Comparing parameter estimates

As a final step here, let’s look at the partial plots to examine the relationship between predicted occurrence and the environmental variables.

tmp = expand.grid(elev = seq(min(backCovs$elev), max(backCovs$elev), length=1000),
                  canopy = mean(backCovs$canopy),
                  precip = mean(backCovs$precip),
                  mesic1km = mean(backCovs$mesic1km))

elevData = data.frame(bioclim = predict(bioclim, tmp),
                 glm = predict(glmModel, tmp, type='response'),
                 gam = predict(gamModel, tmp, type='response'),
                 boost = predict(boostModel, tmp, type='response'),
                 rf = predict(rfModel, tmp, type='prob')[,2],
                 maxent = predict(maxentModel, tmp, type='logistic')[,1]) %>% 
  cbind(tmp) %>% 
  select(bioclim:elev) %>% 
  pivot_longer(bioclim:maxent) %>% 
  mutate(variable = 'elevation')
## Using 100 trees...
tmp = expand.grid(elev = mean(backCovs$elev),
                  canopy = seq(min(backCovs$canopy), max(backCovs$elev), length=1000),
                  precip = mean(backCovs$precip),
                  mesic1km = mean(backCovs$mesic1km))

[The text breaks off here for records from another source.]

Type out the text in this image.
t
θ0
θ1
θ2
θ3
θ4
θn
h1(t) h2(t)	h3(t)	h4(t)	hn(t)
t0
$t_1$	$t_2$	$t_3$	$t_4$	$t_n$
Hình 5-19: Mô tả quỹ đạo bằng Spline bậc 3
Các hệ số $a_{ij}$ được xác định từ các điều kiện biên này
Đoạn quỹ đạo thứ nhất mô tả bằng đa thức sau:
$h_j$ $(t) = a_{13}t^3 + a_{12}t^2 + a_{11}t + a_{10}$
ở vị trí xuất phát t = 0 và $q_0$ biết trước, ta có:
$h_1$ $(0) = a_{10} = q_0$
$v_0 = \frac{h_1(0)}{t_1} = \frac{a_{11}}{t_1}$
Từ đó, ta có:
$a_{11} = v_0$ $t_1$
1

canopyData = data.frame(bioclim = predict(bioclim, tmp),
                 glm = predict(glmModel, tmp, type='response'),
                 gam = predict(gamModel, tmp, type='response'),
                 boost = predict(boostModel, tmp, type='response'),
                 rf = predict(rfModel, tmp, type='prob')[,2],
                 maxent = predict(maxentModel, tmp, type='logistic')[,1]) %>% 
  cbind(tmp) %>% 
  select(bioclim:maxent, canopy) %>% 
  pivot_longer(bioclim:maxent) %>% 
  mutate(variable = 'canopy')
## Using 100 trees...
tmp = expand.grid(elev = mean(backCovs$elev),
                  canopy = mean(backCovs$canopy),
                  precip = seq(min(backCovs$precip), max(backCovs$precip), length=1000),
                  mesic1km = mean(backCovs$mesic1km))

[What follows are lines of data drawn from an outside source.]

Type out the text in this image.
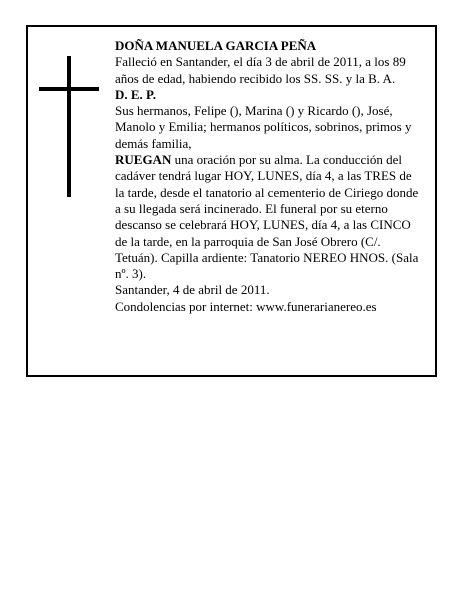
DOÑA MANUELA GARCIA PEÑA

Falleció en Santander, el día 3 de abril de 2011, a los 89 años de edad, habiendo recibido los SS. SS. y la B. A.

D. E. P.

Sus hermanos, Felipe (), Marina () y Ricardo (), José, Manolo y Emilia; hermanos políticos, sobrinos, primos y demás familia,

RUEGAN una oración por su alma. La conducción del cadáver tendrá lugar HOY, LUNES, día 4, a las TRES de la tarde, desde el tanatorio al cementerio de Ciriego donde a su llegada será incinerado. El funeral por su eterno descanso se celebrará HOY, LUNES, día 4, a las CINCO de la tarde, en la parroquia de San José Obrero (C/. Tetuán). Capilla ardiente: Tanatorio NEREO HNOS. (Sala nº. 3).

Santander, 4 de abril de 2011.

Condolencias por internet: www.funerarianereo.es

precipData = data.frame(bioclim = predict(bioclim, tmp),
                 glm = predict(glmModel, tmp, type='response'),
                 gam = predict(gamModel, tmp, type='response'),
                 boost = predict(boostModel, tmp, type='response'),
                 rf = predict(rfModel, tmp, type='prob')[,2],
                 maxent = predict(maxentModel, tmp, type='logistic')[,1]) %>% 
  cbind(tmp) %>% 
  select(bioclim:maxent, precip) %>% 
  pivot_longer(bioclim:maxent) %>% 
  mutate(variable = 'precipitation')
## Using 100 trees...
tmp = expand.grid(elev = mean(backCovs$elev),
                  canopy = mean(backCovs$canopy),
                  precip = mean(backCovs$precip),
                  mesic1km = seq(min(backCovs$mesic1km), max(backCovs$mesic1km), length=1000))

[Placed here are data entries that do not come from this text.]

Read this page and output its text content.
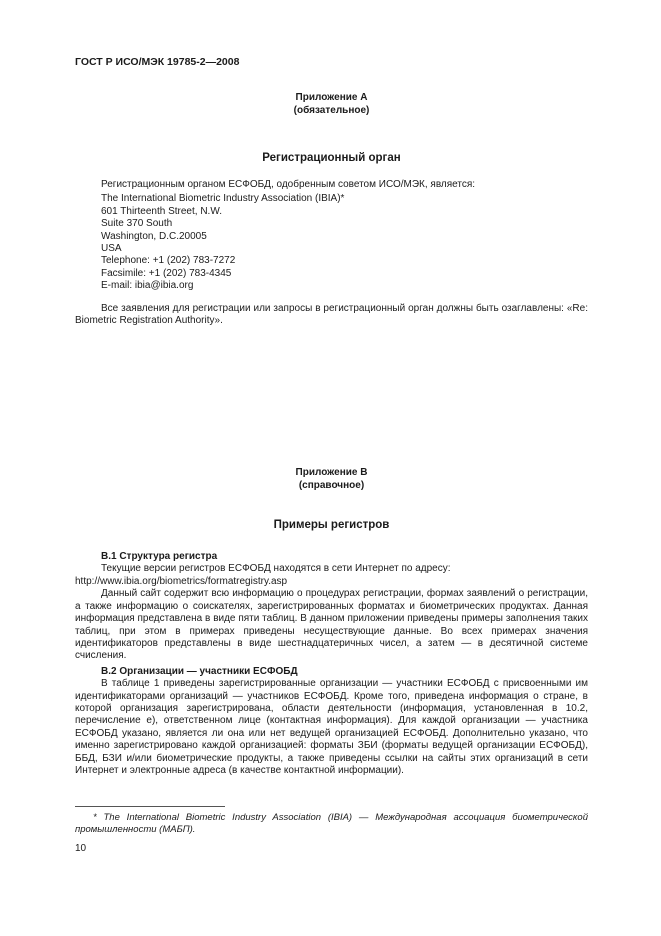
ГОСТ Р ИСО/МЭК 19785-2—2008
Приложение А
(обязательное)
Регистрационный орган
Регистрационным органом ЕСФОБД, одобренным советом ИСО/МЭК, является:
The International Biometric Industry Association (IBIA)*
601 Thirteenth Street, N.W.
Suite 370 South
Washington, D.C.20005
USA
Telephone: +1 (202) 783-7272
Facsimile: +1 (202) 783-4345
E-mail: ibia@ibia.org
Все заявления для регистрации или запросы в регистрационный орган должны быть озаглавлены: «Re: Biometric Registration Authority».
Приложение В
(справочное)
Примеры регистров
В.1 Структура регистра
Текущие версии регистров ЕСФОБД находятся в сети Интернет по адресу:
http://www.ibia.org/biometrics/formatregistry.asp
Данный сайт содержит всю информацию о процедурах регистрации, формах заявлений о регистрации, а также информацию о соискателях, зарегистрированных форматах и биометрических продуктах. Данная информация представлена в виде пяти таблиц. В данном приложении приведены примеры заполнения таких таблиц, при этом в примерах приведены несуществующие данные. Во всех примерах значения идентификаторов представлены в виде шестнадцатеричных чисел, а затем — в десятичной системе счисления.
В.2 Организации — участники ЕСФОБД
В таблице 1 приведены зарегистрированные организации — участники ЕСФОБД с присвоенными им идентификаторами организаций — участников ЕСФОБД. Кроме того, приведена информация о стране, в которой организация зарегистрирована, области деятельности (информация, установленная в 10.2, перечисление е), ответственном лице (контактная информация). Для каждой организации — участника ЕСФОБД указано, является ли она или нет ведущей организацией ЕСФОБД. Дополнительно указано, что именно зарегистрировано каждой организацией: форматы ЗБИ (форматы ведущей организации ЕСФОБД), ББД, БЗИ и/или биометрические продукты, а также приведены ссылки на сайты этих организаций в сети Интернет и электронные адреса (в качестве контактной информации).
* The International Biometric Industry Association (IBIA) — Международная ассоциация биометрической промышленности (МАБП).
10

mesicData = data.frame(bioclim = predict(bioclim, tmp),
                 glm = predict(glmModel, tmp, type='response'),
                 gam = predict(gamModel, tmp, type='response'),
                 boost = predict(boostModel, tmp, type='response'),
                 rf = predict(rfModel, tmp, type='prob')[,2],
                 maxent = predict(maxentModel, tmp, type='logistic')[,1]) %>% 
  cbind(tmp) %>% 
  select(bioclim:maxent, mesic1km) %>% 
  pivot_longer(bioclim:maxent) %>% 
  mutate(variable = 'mesic1km')
## Using 100 trees...
colnames(elevData)[1] = colnames(canopyData)[1] = colnames(precipData)[1] = colnames(mesicData)[1] = 'xValue'

tmp = rbind(elevData, canopyData, precipData, mesicData)

ggplot(tmp, aes(x=xValue, y=value, color=name))+
  facet_wrap(~variable, scales='free_x')+
  geom_line()+
  theme_bw()+
  theme(panel.grid=element_blank())

There’s a LOT to unpack here. One of the first things you’ll notice is the general difference in the magnitude of the predictecd values. Bioclim is modeling similarity while Maxent predictions are based on logistic predictions that make the average prediction for presence locations 0.5. GLM, GAM, BRT, and RF are all discriminating presence from background points such that the predicted value is the probability that a point will be occupied. Thus, the probabilities are going to fall as you increase the number of background points.

You’ll also note that the relationships between the covariates and occurrence tend to be complex for RF, bioclim, and BRT models and much more smooth for the others. After spring break we will be discussing how to interpret these differences and identify the best SDM for your purposes.